Making the decision to enter Islamic Studies took me several years. Until my last two years of my bachelor's, I had plans to become a medical doctor, as per my parents' wishes. Initially upon matriculating into college, I declared myself a pre-medical student with a biology major--like many other Pakistani students. However, even three years into the degree, I never experienced the passion that is essential in pursuing any field of interest. I slowly realized that entering the healthcare sector was not my dream. I then explored my interests in English, Women’s Studies, and Philosophy; yet my study of these fields, too, did not cultivate a passion within me, and I remained restive about my future objectives. During this period, I by chance took courses in Middle Eastern Studies with an Islamic Studies professor who, during our study of Islam, briefly mentioned something about the Shi'-Sunni split that sparked my interest. We discussed it further, and I decided not long after that I wanted to do this for the rest of my life. I need not remind myself or anyone else that I am deeply satisfied with the trajectory of my college education, because I have not only explored many of my own interests but I have also discovered a passion that I can pursue for a lifetime.
At both my undergraduate and my graduate institutions, I have been fortunate to have the opportunity to learn from and work with several erudite professors, intellectuals, and scholars, all of whom are renowned experts of Islamic Studies, published authors, and internationally recognized for their contributions to the Muslim world and to academia. These personalities have taken--and continue to take-- much time to discuss and debate with me various issues in Islamic Studies and Gender Studies and have thus carefully nurtured my intellectual curiosity and encouraged me to explore, without inhibition, important questions such as gender in Islam or the clash of culture with the Islamic dogma. I owe them lifetimes of gratitude.
I am deeply unsettled by the small percentage of Muslim female scholars within Islamic studies despite remarkable progress within the field. I want to explore disparities in the notion of authority in Islam and study exactly the influence of the low participation of female Muslim scholars on both the current situation and future directions of Islam and Muslims. One way we can encourage large involvement by all in the field of Islamic studies is by studying Islam from various possible viewpoints. Towards this objective, I want to study the essence of Muslimhood and its evolution throughout time and the development of various branches of Islam developed with their unique interpretations as well as to understand their theological justifications. I am convinced that if more Muslims studied Islam from a different perspective, the Muslim world will be able to achieve the long-awaited unity and, perhaps, even peace. (I have discussed this in another piece, entitled "On the Intellectual Mutilation of Today's Muslims.")

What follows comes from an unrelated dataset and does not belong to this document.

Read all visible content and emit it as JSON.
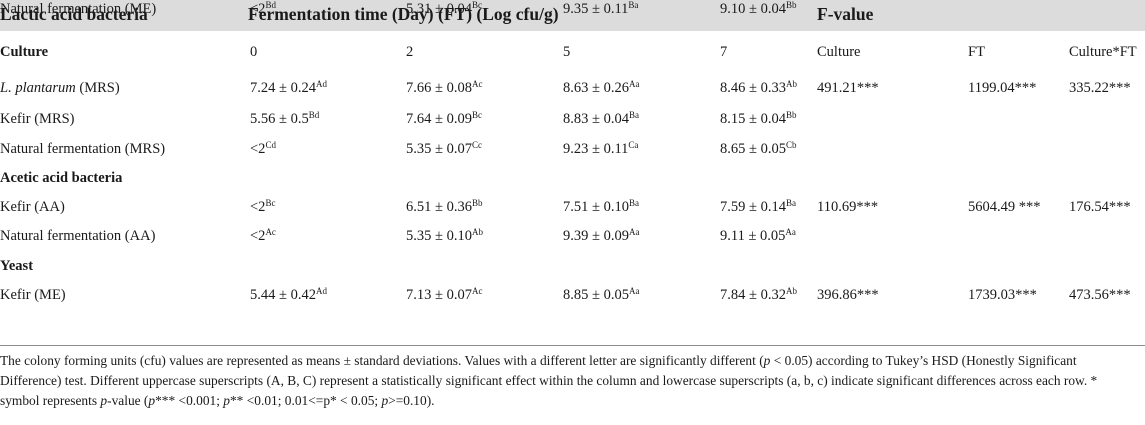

Exploring in-depth topics in Islamic Studies has opened various avenues for me and the field is as intriguing as it is massive. I look forward to research on Pashtuns and other Muslims, expanding the projects I have already initiated [discussed in the larger version of this piece as well as throughout this blog]. I am confident that I have more to offer to Islamic Studies than to any other field, something that gives me a reason to be enthusiastic about not only my own future but the future of Islamic Studies as well.